There’s so much information available today about ways you can live a long life. Some people say it’s the foods you eat and your activity level, some say it’s due to your genes, and still others claim that an active mind is key. Truthfully, like all things in life, the answer is probably not simple black and white but more grey. There is no magic combination that will unlock the secret to a long life, but the more research is done on longevity, the more we discover about who lives longer and why. The newest information on this topic is actually based on research that was begun in the early 1900’s regarding the personality types of people who live long lives.
In 1921, a Stanford University psychologist, Lewis Terman, began gathering detailed information on 1,500 children. What is interesting about the “Terman Project,” as it became known, is that he chose bright children who were doing well in school, and gathered information about all aspects of their lives: their health, what they liked to do, their families, how they felt about themselves and others, and then continued documenting this group, both throughout his life, and then through other researchers who continued the project…for eight decades! This meant that a huge amount of detailed information was kept regarding this same research group throughout their lives. Taking a look at this huge amount of information, modern researchers Howard Friedman and Leslie Martin began to compile the data for a book published in 2011 called “The Longevity Project.”
So what did the researchers find regarding how long people live and why? And what does what they found have to do with your own life, longevity and personality? Friedman and Martin found that the best predictor of how long a person will live is actually based on a personality trait that is already established in childhood! What is surprising is that it’s not the trait many people would think, such as a positive outlook or an outgoing personality. Nope, the best predictor for determining if a person will live longer is “conscientiousness.” This means a person is dependable, obeys the rules, looks after their own health, and doesn’t engage in risky behavior. This finding has been backed up by several other studies that came to the same conclusion.
Why do children who are conscientious tend to have long lives? Friedman and Martin, in their Longevity book, offer some reasons. These children grow into adults who tend to take care of their health and don’t try smoking or other risky habits. There is also evidence that people with this personality type have different levels of chemicals in their brains that make them less likely to experience many common diseases. Also, the people were most conscientious also seemed to have better relationships with others and made healthy life choices that meant they were happier and less likely to turn to bad choices.
This information is great for people who already have this personality type, but if this doesn’t sound like you, don’t panic. Trying to force yourself into a different personality isn’t going to work and most likely won’t bring you a long life.
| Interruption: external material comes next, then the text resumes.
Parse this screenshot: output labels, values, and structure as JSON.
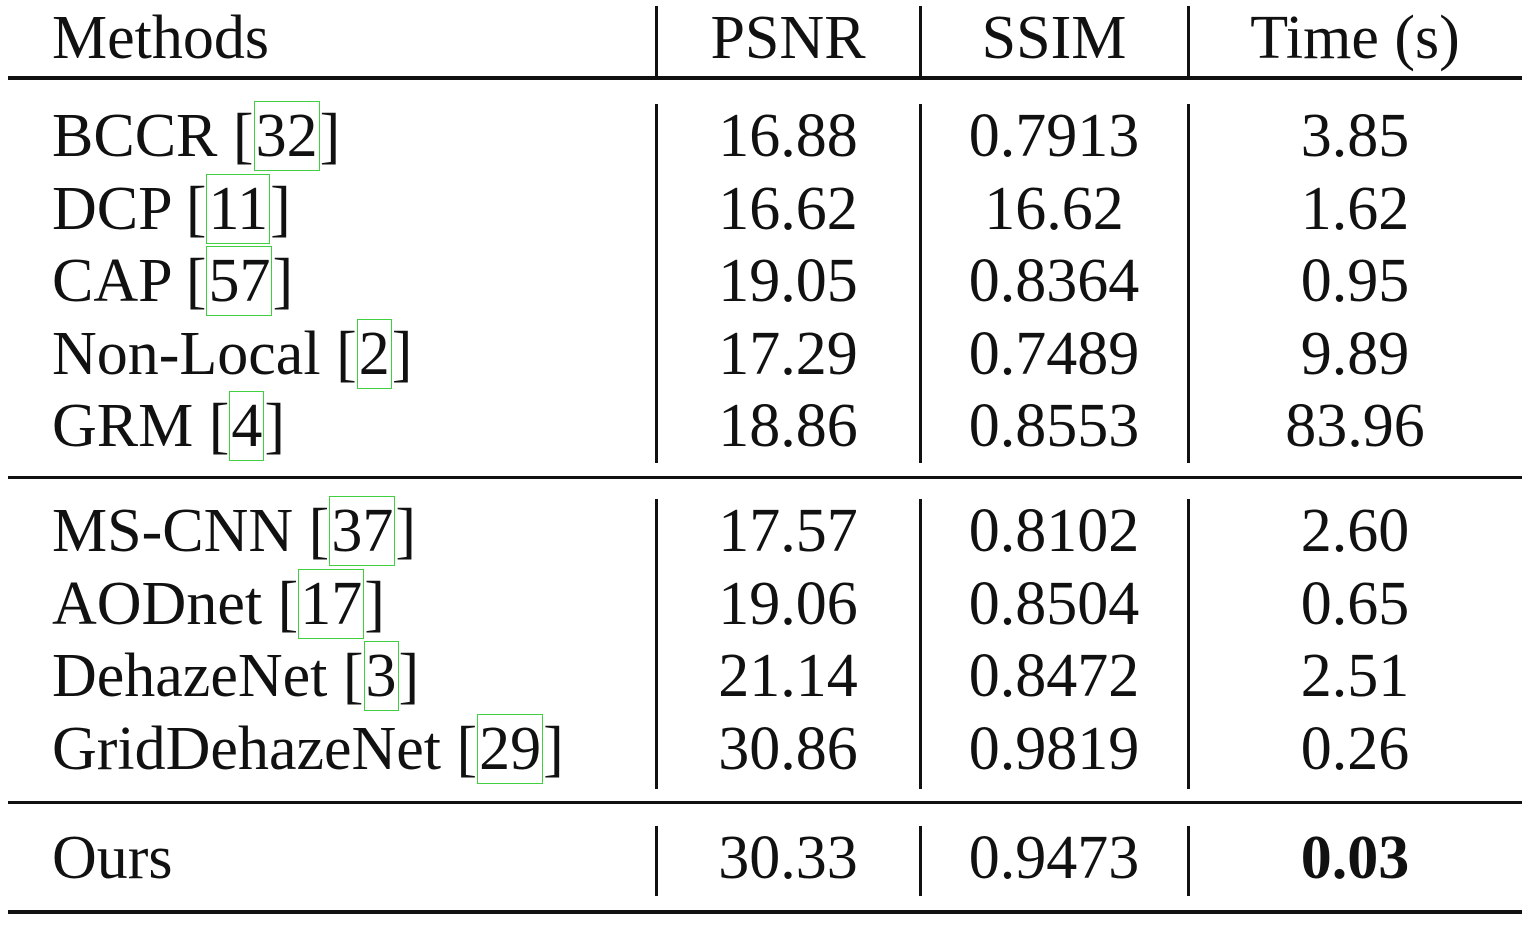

Instead, you can try making small changes in your life that can lead to a more positive outcome. Quit smoking, or enter a smoking cessation program. Try to lose that little bit of extra weight, or begin cutting out sugar and excess fat in favor of more fruits and vegetables. When making choices, try to look ahead instead of making a decision just for the moment. Not only can you use the best parts of your personality to improve your life, you can also use them to extend your life as well!